PHT course administrators and the IT engineers did not have a system for tracking, cataloguing, and storing information. Pacific Suites has procedures in place for data access and storage, but those procedures were not implemented when PHT was formed. When the PHT database was acquired by Pacific Suites, it had no owner or oversight. By the time technical security engineers determined what private information was compromised, at least 8,000 credit card holders were potential victims of fraudulent activity.

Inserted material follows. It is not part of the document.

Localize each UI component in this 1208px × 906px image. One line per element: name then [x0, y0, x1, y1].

How was Pacific Suites responsible for protecting the sensitive information of its offshoot, PHT?

A.

As the parent company, it should have transferred personnel to oversee the secure handling of PHT’s data.

B.

As the parent company, it should have performed an assessment of PHT’s infrastructure and confirmed complete separation of the two networks.

C.

As the parent company, it should have ensured its existing data access and storage procedures were integrated into PHT’s system.

D.

As the parent company, it should have replaced PHT’s electronic files with hard-copy documents stored securely on site.